Hosted by 1PLs (30-day loan)



























The Houston Chronicle
http://www.chron.com

Wednesday, July 26, 2000
3 Texas refineries part of pollution settlement

By Bill Dawson, Houston Chronicle Environment Writer

One refinery in Texas City and two in Corpus Christi will reduce air pollution under a record enforcement agreement announced Tuesday by federal officials.

The Texas City BP plant, formerly BP Amoco, and two Koch Petroleum Group plants in Corpus Christi are among 12 refineries in 10 states affected by the agreement.

The companies will invest close to $600 million at the facilities -- BP more than $500 million and Koch about $80 million -- to eliminate 60,000 tons of air pollution a year, the Environmental Protection Agency and Department of Justice announced.

In addition, BP will pay a $10 million fine and Koch a $4.5 million fine. Altogether, the expenditures and fines amount to the largest enforcement agreements related to air pollution that have ever been reached with petroleum refiners, officials said.

The agreements grew out of an investigation of the entire refining industry. Officials hope they lead to other companies making similar commitments to reduce their emissions, EPA Administrator Carol Browner said.

In a telephone press conference, Browner praised BP and Koch for their cooperation in bringing the cases to a speedy conclusion. No lawsuits were filed against the two companies, which voluntarily initiated negotiations with federal officials in January after being told about potential problems at their refineries, she said.

Officials said the companies are being granted "a clean slate for certain past violations." Browner declined to provide details about those violations. She said the agreements cover four basic areas: installing the best available pollution controls at new or significantly modified refinery units; accidental leaks of pollutants; operations of safety flares; and emissions of toxic chemicals such as benzene.

Without listing emission figures by plant, officials said the 12 refineries will use new technologies to reduce emissions of nitrogen oxide and sulfur dioxide by 49,000 tons a year by 2004 and another 6,000 tons by 2008. Chemical gases, which combine with nitrogen oxide to form ozone smog, will be reduced by 3,600 tons a year, officials said. Benzene, a cancer-causing agent, will be reduced by 400 tons.

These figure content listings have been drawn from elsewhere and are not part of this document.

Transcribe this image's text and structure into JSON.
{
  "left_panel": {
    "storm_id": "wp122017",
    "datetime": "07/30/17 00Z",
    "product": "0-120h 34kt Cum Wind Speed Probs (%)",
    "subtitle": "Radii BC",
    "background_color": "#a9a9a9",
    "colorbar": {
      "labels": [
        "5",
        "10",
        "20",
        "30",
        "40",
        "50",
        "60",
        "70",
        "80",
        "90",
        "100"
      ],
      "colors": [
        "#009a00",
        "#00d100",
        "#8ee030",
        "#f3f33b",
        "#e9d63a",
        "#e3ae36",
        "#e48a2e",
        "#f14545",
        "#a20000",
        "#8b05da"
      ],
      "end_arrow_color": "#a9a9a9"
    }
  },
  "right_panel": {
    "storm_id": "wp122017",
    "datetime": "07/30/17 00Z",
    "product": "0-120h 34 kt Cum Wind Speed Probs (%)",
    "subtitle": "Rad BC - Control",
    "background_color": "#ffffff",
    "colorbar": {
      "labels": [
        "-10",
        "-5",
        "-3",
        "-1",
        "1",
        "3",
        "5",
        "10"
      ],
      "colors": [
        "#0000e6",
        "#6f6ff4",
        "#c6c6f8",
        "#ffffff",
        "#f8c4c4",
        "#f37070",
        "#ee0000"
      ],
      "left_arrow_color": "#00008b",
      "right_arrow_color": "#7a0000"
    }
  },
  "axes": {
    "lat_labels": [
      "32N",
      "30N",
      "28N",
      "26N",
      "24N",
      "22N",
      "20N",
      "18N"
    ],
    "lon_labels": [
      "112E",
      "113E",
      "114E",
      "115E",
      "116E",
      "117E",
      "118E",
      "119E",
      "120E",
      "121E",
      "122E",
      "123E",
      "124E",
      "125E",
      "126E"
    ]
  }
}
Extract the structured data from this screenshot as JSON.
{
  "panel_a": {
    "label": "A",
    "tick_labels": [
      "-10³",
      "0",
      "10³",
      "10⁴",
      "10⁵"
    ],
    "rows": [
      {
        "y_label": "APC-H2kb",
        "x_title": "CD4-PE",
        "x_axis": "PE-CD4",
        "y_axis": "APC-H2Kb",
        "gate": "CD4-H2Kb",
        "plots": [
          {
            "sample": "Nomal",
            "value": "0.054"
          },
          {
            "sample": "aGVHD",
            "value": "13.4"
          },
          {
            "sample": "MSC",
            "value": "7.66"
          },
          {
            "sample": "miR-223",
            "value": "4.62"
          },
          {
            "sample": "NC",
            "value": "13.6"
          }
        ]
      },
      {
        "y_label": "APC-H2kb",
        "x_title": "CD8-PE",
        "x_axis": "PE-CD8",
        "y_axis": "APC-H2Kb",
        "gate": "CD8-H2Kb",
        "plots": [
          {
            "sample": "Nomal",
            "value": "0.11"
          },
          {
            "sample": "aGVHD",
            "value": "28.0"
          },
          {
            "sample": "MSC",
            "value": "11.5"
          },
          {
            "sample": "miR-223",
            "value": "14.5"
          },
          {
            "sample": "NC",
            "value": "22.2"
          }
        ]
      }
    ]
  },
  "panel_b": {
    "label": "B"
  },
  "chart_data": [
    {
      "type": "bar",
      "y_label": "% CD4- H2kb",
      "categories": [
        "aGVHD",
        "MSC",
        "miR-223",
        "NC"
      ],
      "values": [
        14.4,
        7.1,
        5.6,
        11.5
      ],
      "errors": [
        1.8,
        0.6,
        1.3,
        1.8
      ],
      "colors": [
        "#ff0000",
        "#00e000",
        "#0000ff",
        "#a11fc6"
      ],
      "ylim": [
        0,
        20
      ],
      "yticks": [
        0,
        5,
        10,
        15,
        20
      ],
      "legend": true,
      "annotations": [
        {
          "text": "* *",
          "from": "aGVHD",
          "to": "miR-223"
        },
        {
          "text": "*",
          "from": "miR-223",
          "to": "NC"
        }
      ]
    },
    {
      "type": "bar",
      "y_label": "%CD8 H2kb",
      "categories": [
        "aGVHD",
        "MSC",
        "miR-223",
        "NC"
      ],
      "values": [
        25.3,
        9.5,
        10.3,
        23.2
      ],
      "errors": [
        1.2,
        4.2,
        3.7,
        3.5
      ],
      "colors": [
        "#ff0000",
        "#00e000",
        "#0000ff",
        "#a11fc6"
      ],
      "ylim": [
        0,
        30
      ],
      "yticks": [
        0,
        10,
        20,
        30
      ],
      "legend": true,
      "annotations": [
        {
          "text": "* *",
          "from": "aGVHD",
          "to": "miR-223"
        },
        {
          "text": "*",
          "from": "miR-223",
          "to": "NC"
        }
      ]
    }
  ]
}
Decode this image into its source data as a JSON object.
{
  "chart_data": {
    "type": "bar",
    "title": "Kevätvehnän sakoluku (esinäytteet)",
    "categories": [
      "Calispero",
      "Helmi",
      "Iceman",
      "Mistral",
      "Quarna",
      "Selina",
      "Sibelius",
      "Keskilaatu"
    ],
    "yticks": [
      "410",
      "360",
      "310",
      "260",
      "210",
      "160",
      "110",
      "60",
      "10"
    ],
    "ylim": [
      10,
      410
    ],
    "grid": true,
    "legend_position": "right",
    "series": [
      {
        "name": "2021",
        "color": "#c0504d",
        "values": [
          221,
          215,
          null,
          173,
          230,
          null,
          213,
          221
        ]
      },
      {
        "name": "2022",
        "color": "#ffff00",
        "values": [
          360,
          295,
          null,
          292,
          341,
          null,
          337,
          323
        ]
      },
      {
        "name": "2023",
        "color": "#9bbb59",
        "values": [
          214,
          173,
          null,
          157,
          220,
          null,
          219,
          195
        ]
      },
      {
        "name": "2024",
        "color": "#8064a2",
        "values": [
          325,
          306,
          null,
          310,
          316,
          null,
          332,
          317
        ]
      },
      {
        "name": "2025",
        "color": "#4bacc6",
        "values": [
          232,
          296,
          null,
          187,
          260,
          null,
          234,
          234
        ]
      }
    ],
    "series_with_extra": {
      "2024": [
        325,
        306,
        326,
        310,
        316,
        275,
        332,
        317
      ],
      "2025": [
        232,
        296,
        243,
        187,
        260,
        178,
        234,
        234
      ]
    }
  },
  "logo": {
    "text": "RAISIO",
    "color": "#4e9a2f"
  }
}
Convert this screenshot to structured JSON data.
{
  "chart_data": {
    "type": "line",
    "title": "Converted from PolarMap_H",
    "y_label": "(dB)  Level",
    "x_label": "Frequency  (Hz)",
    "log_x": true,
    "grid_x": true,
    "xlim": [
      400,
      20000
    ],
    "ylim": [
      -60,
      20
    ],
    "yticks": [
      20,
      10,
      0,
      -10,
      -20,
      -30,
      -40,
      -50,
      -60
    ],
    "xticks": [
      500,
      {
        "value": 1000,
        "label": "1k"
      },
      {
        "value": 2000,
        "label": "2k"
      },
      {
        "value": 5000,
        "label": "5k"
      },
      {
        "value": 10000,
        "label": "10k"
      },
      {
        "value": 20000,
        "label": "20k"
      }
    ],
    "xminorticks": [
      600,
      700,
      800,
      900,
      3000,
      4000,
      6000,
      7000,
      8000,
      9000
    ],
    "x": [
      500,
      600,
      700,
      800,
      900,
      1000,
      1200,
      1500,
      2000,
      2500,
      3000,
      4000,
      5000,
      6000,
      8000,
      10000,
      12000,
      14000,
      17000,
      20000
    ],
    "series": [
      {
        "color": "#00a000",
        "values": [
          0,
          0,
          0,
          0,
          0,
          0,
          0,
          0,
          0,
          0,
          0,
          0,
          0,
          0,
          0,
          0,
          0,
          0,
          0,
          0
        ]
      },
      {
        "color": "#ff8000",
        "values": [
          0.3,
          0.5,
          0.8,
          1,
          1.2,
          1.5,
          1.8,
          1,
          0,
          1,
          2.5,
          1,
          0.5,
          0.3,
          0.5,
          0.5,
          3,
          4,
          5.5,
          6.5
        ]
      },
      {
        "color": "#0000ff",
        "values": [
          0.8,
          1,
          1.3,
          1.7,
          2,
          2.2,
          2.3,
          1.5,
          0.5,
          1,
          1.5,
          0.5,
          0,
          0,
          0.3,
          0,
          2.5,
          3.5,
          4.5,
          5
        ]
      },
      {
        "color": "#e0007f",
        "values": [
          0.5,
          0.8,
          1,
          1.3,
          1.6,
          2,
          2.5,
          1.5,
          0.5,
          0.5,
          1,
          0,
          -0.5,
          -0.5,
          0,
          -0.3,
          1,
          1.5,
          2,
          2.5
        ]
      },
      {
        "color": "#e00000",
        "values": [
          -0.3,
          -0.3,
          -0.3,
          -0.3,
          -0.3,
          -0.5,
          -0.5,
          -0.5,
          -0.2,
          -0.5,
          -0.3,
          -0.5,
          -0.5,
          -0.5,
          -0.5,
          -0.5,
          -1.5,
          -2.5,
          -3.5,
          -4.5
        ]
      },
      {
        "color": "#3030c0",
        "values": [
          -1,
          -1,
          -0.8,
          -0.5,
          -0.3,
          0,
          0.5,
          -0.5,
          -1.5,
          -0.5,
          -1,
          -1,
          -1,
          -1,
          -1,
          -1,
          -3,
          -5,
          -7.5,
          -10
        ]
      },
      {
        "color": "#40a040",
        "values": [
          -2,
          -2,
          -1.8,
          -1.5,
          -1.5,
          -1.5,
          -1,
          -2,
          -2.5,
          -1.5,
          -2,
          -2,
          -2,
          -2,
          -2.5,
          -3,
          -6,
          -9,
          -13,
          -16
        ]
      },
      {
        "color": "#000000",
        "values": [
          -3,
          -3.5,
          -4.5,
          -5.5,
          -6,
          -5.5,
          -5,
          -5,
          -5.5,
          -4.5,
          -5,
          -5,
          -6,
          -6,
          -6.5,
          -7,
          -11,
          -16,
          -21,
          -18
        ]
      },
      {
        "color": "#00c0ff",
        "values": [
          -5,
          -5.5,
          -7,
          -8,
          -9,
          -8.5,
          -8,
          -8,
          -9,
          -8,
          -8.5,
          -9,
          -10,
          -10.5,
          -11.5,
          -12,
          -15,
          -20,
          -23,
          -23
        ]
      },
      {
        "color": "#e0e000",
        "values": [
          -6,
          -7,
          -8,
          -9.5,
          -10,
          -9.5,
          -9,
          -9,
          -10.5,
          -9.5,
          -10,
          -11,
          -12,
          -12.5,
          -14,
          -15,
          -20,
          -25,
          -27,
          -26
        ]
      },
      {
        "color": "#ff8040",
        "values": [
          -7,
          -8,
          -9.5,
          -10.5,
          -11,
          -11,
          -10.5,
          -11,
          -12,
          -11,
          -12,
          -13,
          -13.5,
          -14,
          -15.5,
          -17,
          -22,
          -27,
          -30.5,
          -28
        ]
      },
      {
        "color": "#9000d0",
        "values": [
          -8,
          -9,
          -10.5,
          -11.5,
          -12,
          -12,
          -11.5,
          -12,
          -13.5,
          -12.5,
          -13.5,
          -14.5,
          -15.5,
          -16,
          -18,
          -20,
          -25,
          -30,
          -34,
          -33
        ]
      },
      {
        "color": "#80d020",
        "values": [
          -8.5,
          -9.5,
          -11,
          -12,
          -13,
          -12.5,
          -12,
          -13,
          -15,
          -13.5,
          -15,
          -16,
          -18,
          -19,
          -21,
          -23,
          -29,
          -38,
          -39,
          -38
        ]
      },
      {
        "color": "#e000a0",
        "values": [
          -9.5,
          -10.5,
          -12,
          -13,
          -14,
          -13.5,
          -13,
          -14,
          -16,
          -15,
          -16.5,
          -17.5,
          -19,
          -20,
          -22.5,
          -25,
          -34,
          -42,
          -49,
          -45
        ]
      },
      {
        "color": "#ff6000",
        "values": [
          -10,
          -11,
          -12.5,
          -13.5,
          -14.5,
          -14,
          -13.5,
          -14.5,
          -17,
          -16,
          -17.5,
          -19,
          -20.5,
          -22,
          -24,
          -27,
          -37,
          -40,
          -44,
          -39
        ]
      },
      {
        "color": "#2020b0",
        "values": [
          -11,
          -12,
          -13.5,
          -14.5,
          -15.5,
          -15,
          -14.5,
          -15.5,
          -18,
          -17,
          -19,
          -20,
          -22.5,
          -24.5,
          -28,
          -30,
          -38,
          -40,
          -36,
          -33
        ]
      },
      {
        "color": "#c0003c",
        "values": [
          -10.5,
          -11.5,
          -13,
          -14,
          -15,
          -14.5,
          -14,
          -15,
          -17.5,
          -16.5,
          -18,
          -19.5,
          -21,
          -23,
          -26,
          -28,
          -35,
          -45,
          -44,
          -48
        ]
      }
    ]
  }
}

Besides the Texas plants, the agreements cover a Koch refinery in Rosemont, Minn., and BP refineries at Los Angeles, Salt Lake City, Belle Chase, La., Bellingham, Wash., Mandan, N.D., Toledo, Ohio, Whiting, Ind., and Yorktown, Va. The 12 facilities account for 15 percent of U.S. oil-refining capacity, Browner said.

Three other oil companies, representing another 20 percent, are involved in similar discussions with federal officials, she said. She would not divulge their names.

Federal officials' praise for Koch's cooperativeness on Tuesday was far different from Browner's disapproving characterization of the company's behavior in another environmental case this year.

In January, Koch agreed to pay $30 million in fines and spend $5 million on environmental projects for spilling an estimated 3 million gallons of oil from pipelines in Texas and five other states. Browner said at the time that Koch negotiators had been stubbornly unwilling to accept responsibility for the environmental damage caused by the spills.